READER Ron Johnson is intrigued that I should know about the Scottish town of Hawick, "Queen of a' the Borders", where he was born and grew up. He agrees that our Howick, in the Midlands, is probably a misspelling of the name.

 

"When I was a schoolboy in Hawick – nearly 70 years ago – the Border towns supplied the bulk of the Scottish rugby team, and the Springboks usually had a game in Hawick at Mansfield Park."

 

He attaches a cutting from the Hawick News, referring to the Springbok tour of 1952.

 

"On Friday a Galashiels motorist ran into a snowdrift and ended up in a ditch three miles from Gala on the Peebles road. He signalled a bus hoping for a lift to Galashiels - and found he was in luck. In the bus were the South African rugby team, who were on their way to visit Lyle & Scott's and Pringle's hosiery factories in Hawick. Several husky Springboks got out, picked the car up and put it back on the road while their mates took photographs of this pre-match work-out."

 

I've been to the Scottish borders a couple of times. It's real rugby country, the pubs are full of rugby memorabilia and the rolling hills are very like our own Midlands.

 

Howick simply must be a misspelling of the original, but I've never been able to establish that. Can anyone help?

 

Report cards

 

TEACHERS in the New York City public school system were reprimanded for the following remarks on pupils' report cards:



* Since my last report, your child has reached rock bottom and has started to dig.
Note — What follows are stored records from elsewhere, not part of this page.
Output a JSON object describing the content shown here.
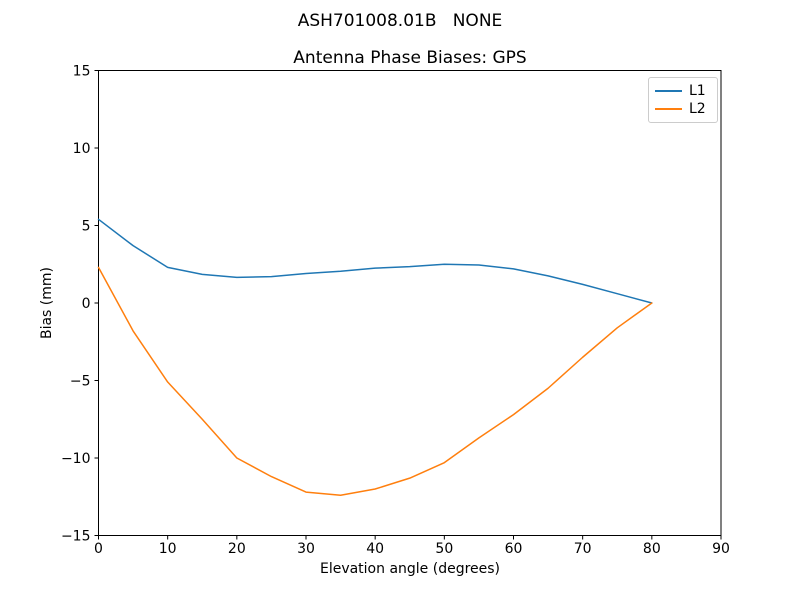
{
  "figure": {
    "suptitle": "ASH701008.01B   NONE",
    "background": "#ffffff"
  },
  "chart_data": {
    "type": "line",
    "title": "Antenna Phase Biases: GPS",
    "xlabel": "Elevation angle (degrees)",
    "ylabel": "Bias (mm)",
    "xlim": [
      0,
      90
    ],
    "ylim": [
      -15,
      15
    ],
    "xticks": [
      0,
      10,
      20,
      30,
      40,
      50,
      60,
      70,
      80,
      90
    ],
    "yticks": [
      -15,
      -10,
      -5,
      0,
      5,
      10,
      15
    ],
    "grid": false,
    "legend_position": "upper right",
    "x": [
      0,
      5,
      10,
      15,
      20,
      25,
      30,
      35,
      40,
      45,
      50,
      55,
      60,
      65,
      70,
      75,
      80
    ],
    "series": [
      {
        "name": "L1",
        "color": "#1f77b4",
        "values": [
          5.4,
          3.7,
          2.3,
          1.85,
          1.65,
          1.7,
          1.9,
          2.05,
          2.25,
          2.35,
          2.5,
          2.45,
          2.2,
          1.75,
          1.2,
          0.6,
          0.0
        ]
      },
      {
        "name": "L2",
        "color": "#ff7f0e",
        "values": [
          2.3,
          -1.8,
          -5.1,
          -7.5,
          -10.0,
          -11.2,
          -12.2,
          -12.4,
          -12.0,
          -11.3,
          -10.3,
          -8.7,
          -7.2,
          -5.5,
          -3.5,
          -1.6,
          0.0
        ]
      }
    ]
  }
}
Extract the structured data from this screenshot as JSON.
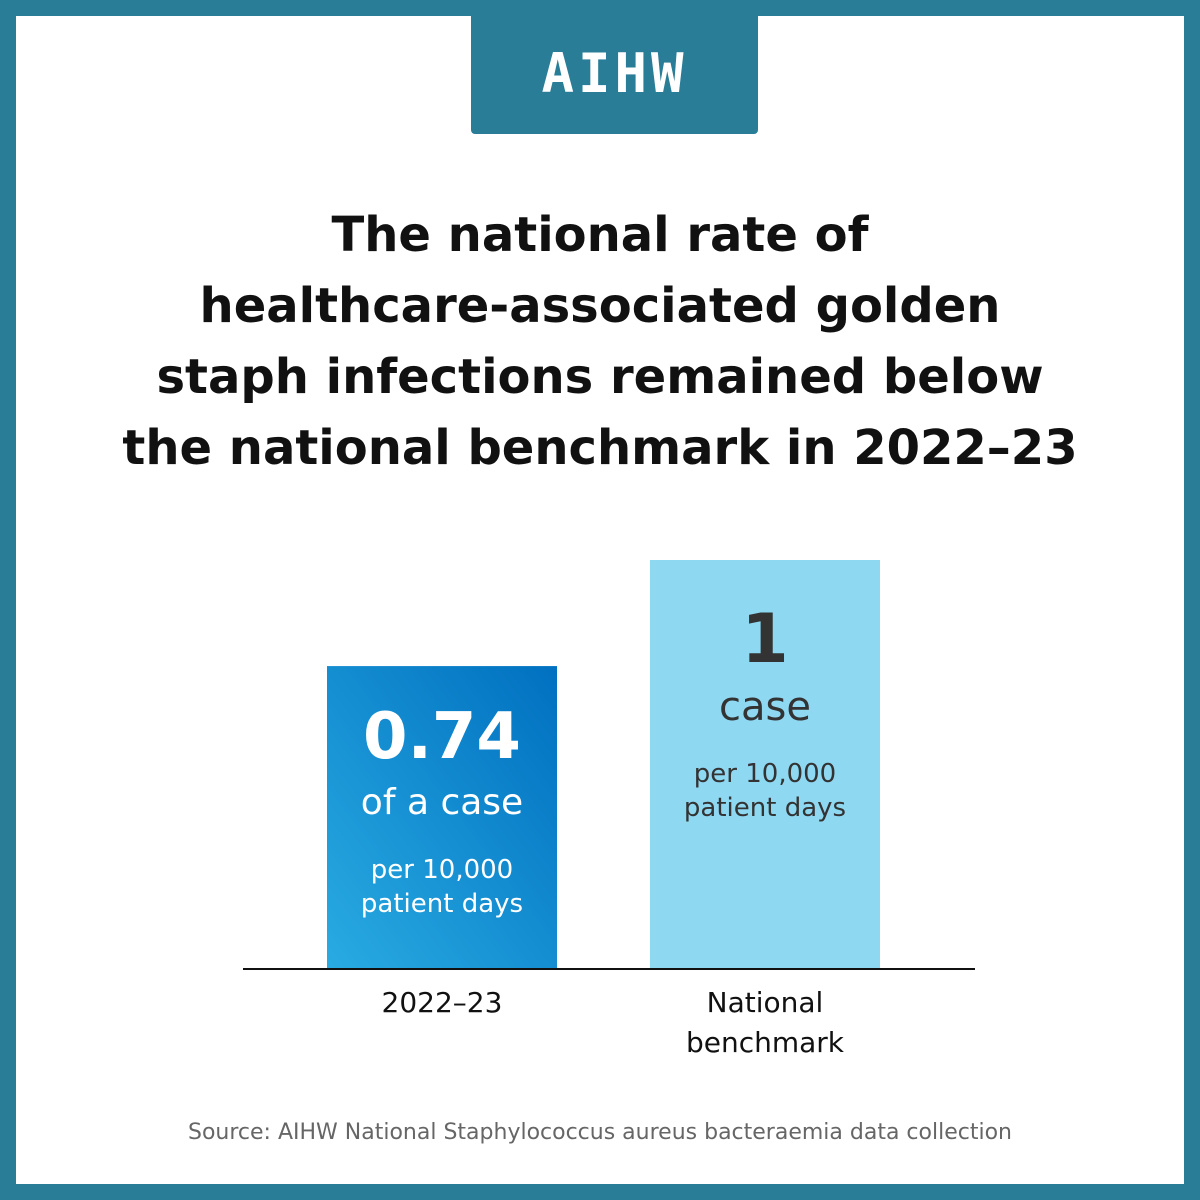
{
  "logo": {
    "text": "AIHW"
  },
  "headline": {
    "lines": [
      "The national rate of",
      "healthcare-associated golden",
      "staph infections remained below",
      "the national benchmark in 2022–23"
    ]
  },
  "chart_data": {
    "type": "bar",
    "categories": [
      "2022–23",
      "National benchmark"
    ],
    "category_label_lines": [
      [
        "2022–23"
      ],
      [
        "National",
        "benchmark"
      ]
    ],
    "values": [
      0.74,
      1
    ],
    "value_labels": [
      "0.74",
      "1"
    ],
    "unit_labels": [
      "of a case",
      "case"
    ],
    "sub_label_lines": [
      [
        "per 10,000",
        "patient days"
      ],
      [
        "per 10,000",
        "patient days"
      ]
    ],
    "title": "The national rate of healthcare-associated golden staph infections remained below the national benchmark in 2022–23",
    "xlabel": "",
    "ylabel": "",
    "ylim": [
      0,
      1.1
    ],
    "grid": false,
    "legend": "none"
  },
  "colors": {
    "frame": "#2a7d96",
    "bar_2022_top": "#0070c0",
    "bar_2022_bottom": "#29abe2",
    "bar_benchmark": "#8fd8f2",
    "text_on_dark_bar": "#ffffff",
    "text_on_light_bar": "#333333",
    "axis": "#111111"
  },
  "source": {
    "text": "Source: AIHW National Staphylococcus aureus bacteraemia data collection"
  }
}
* I would not allow this student to breed.

·       Your son is depriving a village somewhere of an idiot.

·       The student has a 'full six-pack' but lacks the plastic thing to hold it all together.

·       When your daughter's IQ reaches 50, she should sell.

·       If this student were any more stupid, he'd have to be watered twice a week.

·       It's impossible to believe the sperm that created this child beat a million others.



 

Tailpiece

 

SIX FELLOWS go on a hunting trip, sharing two to a tent. Nobody wants to share with Daryl because he snores so badly. They decide it's fair that each should take a turn at sharing with him.

The first to sleep in Daryl's tent comes to breakfast next morning with his eyes bloodshot. "Daryl snored so loudly, I just sat up and watched him all night."


The next night it's a different chap's turn. Next morning he's a wreck. "Daryl shakes the roof. I just sat and watched him all night."


The third night it's the turn of a burly ex-footballer. He comes to breakfast next morning bright-eyed and bushy-tailed.

 

"How did you manage to sleep?" his friends ask.

 

"We got ready for bed. I tucked Daryl in and kissed him good night.


"Then he sat up and watched me all night."


Last word

 

There are two cardinal sins from which all others spring: Impatience and Laziness.